________________________________
From: Adrian Chadd <adr...@freebsd.org>
To: Barney Cordoba <barney_cord...@yahoo.com>
Cc: Luigi Rizzo <ri...@iet.unipi.it>; Lawrence Stewart <lstew...@freebsd.org>;
FreeBSD Net <n...@freebsd.org>
Sent: Saturday, August 17, 2013 11:59 AM
Subject: Re: it's the output, not ack coalescing (Re: TSO and FreeBSD vs Linux)
... we get perfectly good throughput without 400k ints a second on the ixgbe
driver.
As in, I can easily saturate 2 x 10GE on ixgbe hardware with a handful of
flows. That's not terribly difficult.
However, there's a few interesting problems that need addressing:
* There's lock contention between the transmit side from userland and the TCP
timers, and the receive side with ACK processing. Under very high traffic load
a lot of lock contention stalls things. We (the royal "we", I'm mostly just
doing tooling at the moment) working on that.

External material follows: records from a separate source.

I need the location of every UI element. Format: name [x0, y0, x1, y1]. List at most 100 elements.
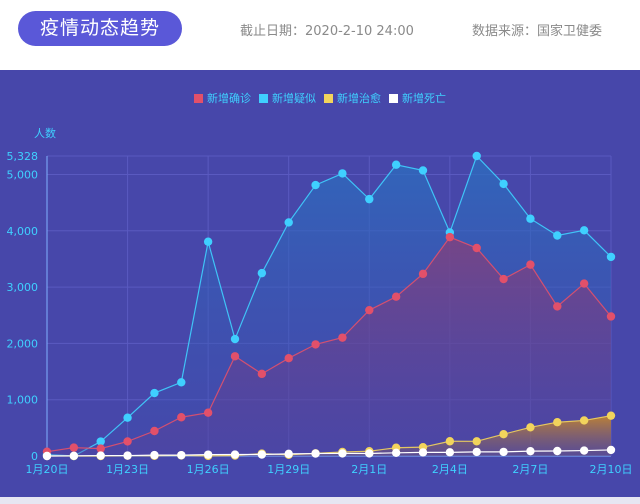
- point-suspected: [284, 218, 293, 227]
- point-deaths: [526, 446, 535, 456]
- legend-label: 新增确诊: [207, 92, 251, 105]
- y-tick-label: 4,000: [7, 225, 39, 238]
- line-deaths: [46, 449, 612, 457]
- point-deaths: [579, 446, 589, 455]
- cutoff-date: 截止日期：2020-2-10 24:00: [240, 24, 414, 39]
- point-suspected: [230, 334, 240, 344]
- point-deaths: [499, 447, 508, 457]
- point-cured: [606, 411, 616, 420]
- point-confirmed: [499, 274, 508, 284]
- legend-item-confirmed[interactable]: 新增确诊: [194, 90, 251, 106]
- point-confirmed: [579, 279, 589, 288]
- point-confirmed: [391, 292, 401, 301]
- point-deaths: [391, 448, 401, 457]
- point-suspected: [472, 151, 481, 161]
- point-suspected: [311, 180, 320, 190]
- point-suspected: [526, 214, 535, 223]
- legend-label: 新增治愈: [337, 92, 381, 105]
- x-tick-label: 2月10日: [590, 463, 633, 476]
- x-tick-label: 1月23日: [106, 463, 149, 476]
- legend-item-suspected[interactable]: 新增疑似: [259, 90, 316, 106]
- point-confirmed: [553, 302, 562, 311]
- line-suspected: [46, 154, 612, 457]
- point-confirmed: [418, 269, 428, 279]
- legend-item-deaths[interactable]: 新增死亡: [389, 90, 446, 106]
- legend-swatch: [389, 94, 398, 103]
- point-deaths: [553, 446, 562, 456]
- legend-item-cured[interactable]: 新增治愈: [324, 90, 381, 106]
- point-suspected: [606, 252, 616, 262]
- header: 疫情动态趋势 截止日期：2020-2-10 24:00 数据来源：国家卫健委: [0, 0, 640, 70]
- point-deaths: [311, 449, 320, 458]
- point-confirmed: [526, 260, 535, 269]
- point-deaths: [445, 448, 455, 457]
- x-tick-label: 1月29日: [267, 463, 310, 476]
- point-deaths: [69, 451, 79, 461]
- point-confirmed: [203, 408, 213, 417]
- point-confirmed: [177, 413, 186, 422]
- y-axis-label: 人数: [34, 127, 56, 140]
- point-deaths: [606, 445, 616, 455]
- point-cured: [579, 416, 589, 425]
- point-deaths: [418, 448, 428, 457]
- point-suspected: [177, 378, 186, 387]
- point-suspected: [365, 194, 374, 204]
- legend-swatch: [194, 94, 203, 103]
- point-confirmed: [123, 437, 132, 446]
- point-confirmed: [257, 369, 267, 379]
- point-cured: [526, 423, 535, 432]
- y-tick-label: 3,000: [7, 281, 39, 294]
- point-cured: [553, 418, 562, 427]
- point-suspected: [499, 179, 508, 189]
- chart-legend: 新增确诊 新增疑似 新增治愈 新增死亡: [0, 90, 640, 106]
- point-deaths: [257, 450, 267, 459]
- point-deaths: [177, 450, 186, 460]
- point-deaths: [365, 449, 374, 458]
- data-source: 数据来源：国家卫健委: [472, 24, 603, 39]
- point-deaths: [150, 450, 159, 460]
- point-deaths: [123, 451, 132, 460]
- point-deaths: [230, 450, 240, 459]
- line-confirmed: [46, 236, 612, 453]
- legend-swatch: [324, 94, 333, 103]
- point-cured: [472, 437, 481, 446]
- point-suspected: [96, 437, 105, 446]
- point-suspected: [553, 231, 562, 240]
- point-deaths: [42, 451, 52, 461]
- point-confirmed: [284, 353, 293, 363]
- point-confirmed: [230, 352, 240, 361]
- point-suspected: [418, 166, 428, 175]
- point-confirmed: [365, 305, 374, 315]
- point-suspected: [391, 160, 401, 169]
- point-deaths: [96, 451, 105, 460]
- point-confirmed: [69, 443, 79, 452]
- point-suspected: [338, 169, 347, 178]
- x-tick-label: 1月20日: [26, 463, 69, 476]
- point-suspected: [123, 413, 132, 422]
- point-confirmed: [311, 340, 320, 349]
- point-confirmed: [150, 426, 159, 436]
- legend-swatch: [259, 94, 268, 103]
- x-tick-label: 2月1日: [351, 463, 387, 476]
- point-confirmed: [472, 243, 481, 253]
- y-tick-label: 0: [31, 450, 38, 463]
- y-tick-label: 1,000: [7, 394, 39, 407]
- point-deaths: [284, 449, 293, 459]
- y-tick-label: 2,000: [7, 337, 39, 350]
- area-cured: [47, 415, 611, 456]
- x-tick-label: 2月4日: [432, 463, 468, 476]
- bottom-strip: [0, 497, 640, 504]
- point-confirmed: [338, 333, 347, 342]
- point-suspected: [257, 268, 267, 278]
- point-deaths: [203, 450, 213, 459]
- point-suspected: [579, 226, 589, 235]
- x-tick-label: 2月7日: [512, 463, 548, 476]
- legend-label: 新增死亡: [402, 92, 446, 105]
- legend-label: 新增疑似: [272, 92, 316, 105]
- area-confirmed: [47, 237, 611, 456]
- page-title: 疫情动态趋势: [18, 11, 182, 46]
- y-tick-label: 5,328: [7, 150, 39, 163]
- point-deaths: [338, 449, 347, 458]
- point-deaths: [472, 447, 481, 457]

* There's lock contention on the ARP, routing table and PCB lookups. The latter
will go away when we've finally implemented RSS for transmit and receive and
then moved things over to using PCB groups on CPUs which have NIC driver
threads bound to them.
* There's increasing cache thrashing from a larger workload, causing the
expensive lookups to be even more expensive.

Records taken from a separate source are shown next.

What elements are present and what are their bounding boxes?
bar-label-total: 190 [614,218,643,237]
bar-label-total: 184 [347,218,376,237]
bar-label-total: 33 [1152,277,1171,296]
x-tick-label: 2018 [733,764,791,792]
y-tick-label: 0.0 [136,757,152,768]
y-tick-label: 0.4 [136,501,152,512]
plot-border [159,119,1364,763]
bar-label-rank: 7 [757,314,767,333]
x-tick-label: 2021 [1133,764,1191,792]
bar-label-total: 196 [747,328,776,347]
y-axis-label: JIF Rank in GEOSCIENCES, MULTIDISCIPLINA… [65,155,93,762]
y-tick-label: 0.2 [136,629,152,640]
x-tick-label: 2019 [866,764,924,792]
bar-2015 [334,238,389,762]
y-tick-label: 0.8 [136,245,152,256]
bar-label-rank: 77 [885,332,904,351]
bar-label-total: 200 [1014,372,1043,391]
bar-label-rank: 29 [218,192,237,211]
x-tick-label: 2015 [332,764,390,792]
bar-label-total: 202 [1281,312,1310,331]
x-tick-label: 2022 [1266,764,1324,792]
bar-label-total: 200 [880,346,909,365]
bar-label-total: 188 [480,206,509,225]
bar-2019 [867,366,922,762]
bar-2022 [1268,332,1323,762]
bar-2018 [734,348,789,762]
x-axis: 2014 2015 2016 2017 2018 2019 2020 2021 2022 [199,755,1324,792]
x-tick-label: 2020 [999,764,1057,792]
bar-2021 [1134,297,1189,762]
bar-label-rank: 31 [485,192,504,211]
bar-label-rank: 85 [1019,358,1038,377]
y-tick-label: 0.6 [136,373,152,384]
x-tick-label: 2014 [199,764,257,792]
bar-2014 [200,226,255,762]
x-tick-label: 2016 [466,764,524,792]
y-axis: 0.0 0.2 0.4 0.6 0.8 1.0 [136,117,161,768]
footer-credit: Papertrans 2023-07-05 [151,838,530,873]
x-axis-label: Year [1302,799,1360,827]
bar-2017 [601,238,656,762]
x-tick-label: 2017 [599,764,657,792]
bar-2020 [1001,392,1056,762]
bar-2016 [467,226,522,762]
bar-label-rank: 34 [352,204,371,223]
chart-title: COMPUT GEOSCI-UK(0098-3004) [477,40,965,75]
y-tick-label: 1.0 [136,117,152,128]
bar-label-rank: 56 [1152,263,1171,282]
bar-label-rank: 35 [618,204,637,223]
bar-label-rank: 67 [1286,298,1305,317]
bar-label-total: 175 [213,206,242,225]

* All the list walks suck. We need to be batching things so we use CPU caches
much more efficiently.
The idea of using TSO on the transmit side and generic LRO on the receive side
is to make the per-packet overhead less. I think we can be much more efficient
in general in packet processing, but that's a big task. :-) So, using at least
TSO is a big benefit if purely to avoid decomposing things into smaller mbufs
and contending on those locks in a very big way.

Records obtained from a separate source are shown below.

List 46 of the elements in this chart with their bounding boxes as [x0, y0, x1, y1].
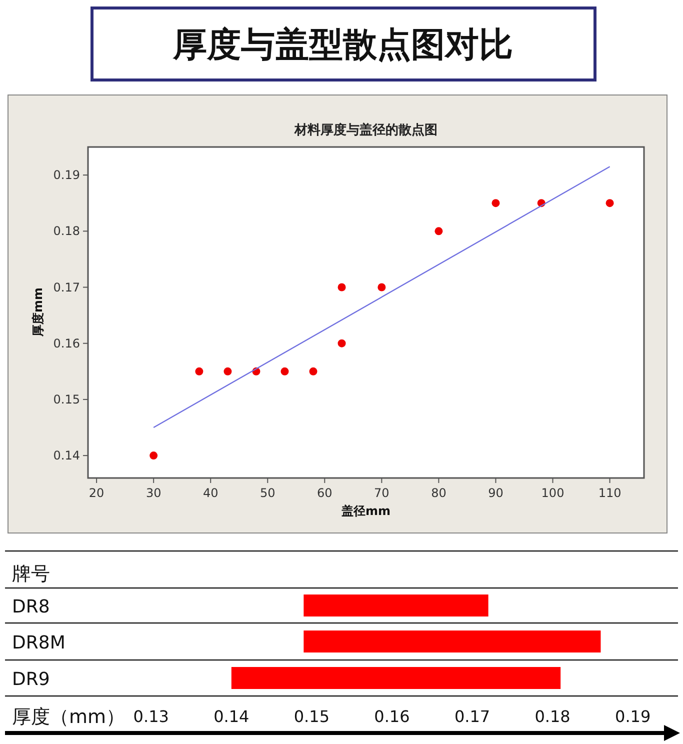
x-tick-label: 0.13	[133, 707, 169, 726]
x-tick-label: 60	[317, 486, 332, 500]
x-tick-label: 0.14	[214, 707, 250, 726]
y-tick-label: 0.14	[53, 448, 80, 463]
x-tick-label: 0.16	[374, 707, 410, 726]
x-tick-label: 0.19	[615, 707, 651, 726]
x-tick-label: 20	[88, 486, 104, 500]
point	[378, 283, 386, 292]
point	[280, 367, 289, 376]
point	[195, 367, 204, 376]
x-tick-label: 90	[488, 486, 504, 500]
x-tick-label: 0.18	[534, 707, 570, 726]
point	[150, 452, 158, 460]
point	[224, 367, 232, 376]
y-tick-label: 0.15	[53, 392, 80, 406]
y-axis-title: 厚度mm	[31, 287, 45, 338]
y-tick-label: DR8M	[12, 632, 66, 654]
point	[606, 199, 614, 208]
y-tick-label: 0.18	[53, 224, 80, 238]
y-tick-label: DR8	[12, 596, 50, 618]
bar	[304, 630, 601, 652]
y-tick-label: 0.17	[53, 280, 80, 294]
chart-title: 厚度与盖型散点图对比	[172, 25, 513, 65]
x-tick-label: 100	[541, 486, 564, 500]
x-tick-label: 70	[374, 486, 390, 500]
y-axis-title: 牌号	[12, 563, 50, 585]
bar	[304, 594, 488, 616]
point	[338, 339, 346, 348]
x-axis-title: 厚度（mm）	[12, 706, 126, 728]
y-tick-label: 0.19	[53, 168, 80, 182]
bar	[231, 667, 561, 689]
point	[434, 227, 443, 236]
x-tick-label: 110	[598, 486, 622, 500]
x-tick-label: 0.15	[294, 707, 330, 726]
x-tick-label: 40	[202, 486, 218, 500]
y-tick-label: 0.16	[53, 336, 80, 350]
x-tick-label: 50	[260, 486, 276, 500]
y-tick-label: DR9	[12, 669, 50, 690]
x-tick-label: 0.17	[454, 707, 490, 726]
x-axis-title: 盖径mm	[341, 504, 391, 518]
chart-subtitle: 材料厚度与盖径的散点图	[294, 122, 438, 138]
point	[492, 199, 500, 208]
point	[309, 367, 318, 376]
x-tick-label: 80	[431, 486, 446, 500]
x-tick-label: 30	[146, 486, 162, 500]
point	[338, 283, 346, 292]
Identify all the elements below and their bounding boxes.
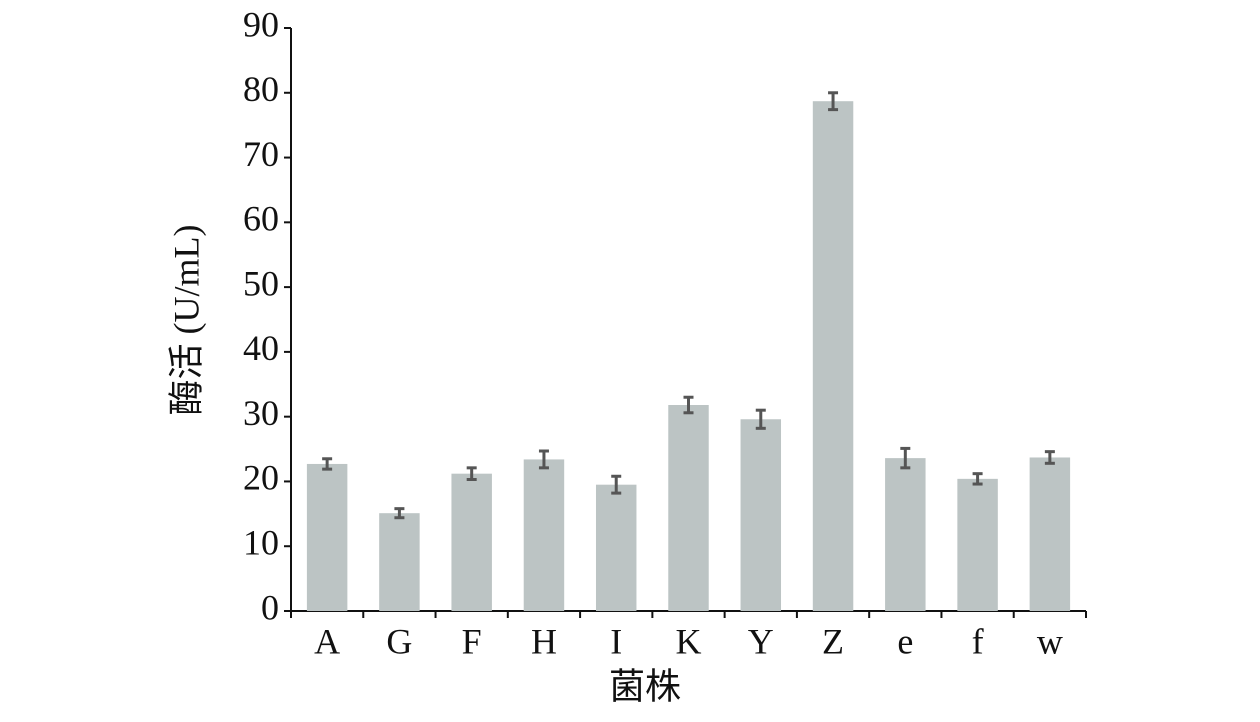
bar [595, 484, 637, 611]
error-bar [828, 91, 839, 112]
y-axis-label: 酶活 (U/mL) [166, 225, 206, 416]
y-tick-label: 0 [261, 587, 279, 627]
error-bar [755, 408, 766, 430]
x-tick-label: F [462, 621, 482, 661]
x-tick-label: G [386, 621, 412, 661]
error-bar [466, 466, 477, 482]
x-tick-label: K [676, 621, 702, 661]
y-tick-label: 30 [243, 393, 279, 433]
x-tick-label: A [314, 621, 340, 661]
x-axis-label: 菌株 [609, 666, 681, 706]
error-bar [394, 507, 405, 520]
error-bar [611, 474, 622, 495]
y-tick-label: 20 [243, 458, 279, 498]
error-bar [538, 449, 549, 470]
bar [451, 473, 492, 611]
bar [523, 459, 565, 611]
error-bar [1044, 450, 1055, 465]
bar [885, 458, 926, 611]
bar [1029, 457, 1071, 611]
y-tick-label: 90 [243, 4, 279, 44]
error-bar [972, 472, 983, 486]
error-bar [900, 446, 911, 470]
x-tick-label: e [897, 621, 913, 661]
error-bar [322, 457, 333, 471]
y-tick-label: 10 [243, 522, 279, 562]
y-tick-label: 70 [243, 134, 279, 174]
bar [668, 405, 709, 611]
x-tick-label: I [610, 621, 622, 661]
bar [306, 463, 348, 611]
error-bar [683, 395, 694, 415]
y-tick-label: 60 [243, 199, 279, 239]
bar [812, 101, 854, 612]
bar [379, 513, 420, 611]
x-tick-label: Z [822, 621, 844, 661]
x-tick-label: H [531, 621, 557, 661]
y-tick-label: 50 [243, 263, 279, 303]
x-tick-label: Y [748, 621, 774, 661]
x-tick-label: w [1037, 621, 1063, 661]
bar [957, 478, 998, 611]
x-tick-label: f [972, 621, 984, 661]
bar [740, 419, 782, 611]
y-tick-label: 80 [243, 69, 279, 109]
y-tick-label: 40 [243, 328, 279, 368]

I'm working on PMC to make it easier to use to find these bottlenecks and make
the code and data more efficient. Then, likely, I'll end up hacking on generic
TSO/LRO, TX/RX RSS queue management and make the PCB group thing default on for
SMP machines. I may even take a knife to some of the packet processing overhead.
-------------------------------
The ints/sec reference was based on Luigi's implication that turning off
moderation was some sort of performance choice.
Again, you're talking "throughput" and not efficiency. I could fill a tx queue
with 10gb of traffic with yesteryear's cpus. It's not an achievement. Being
able to bridge
real traffic at 10gb/s with 2 cores is.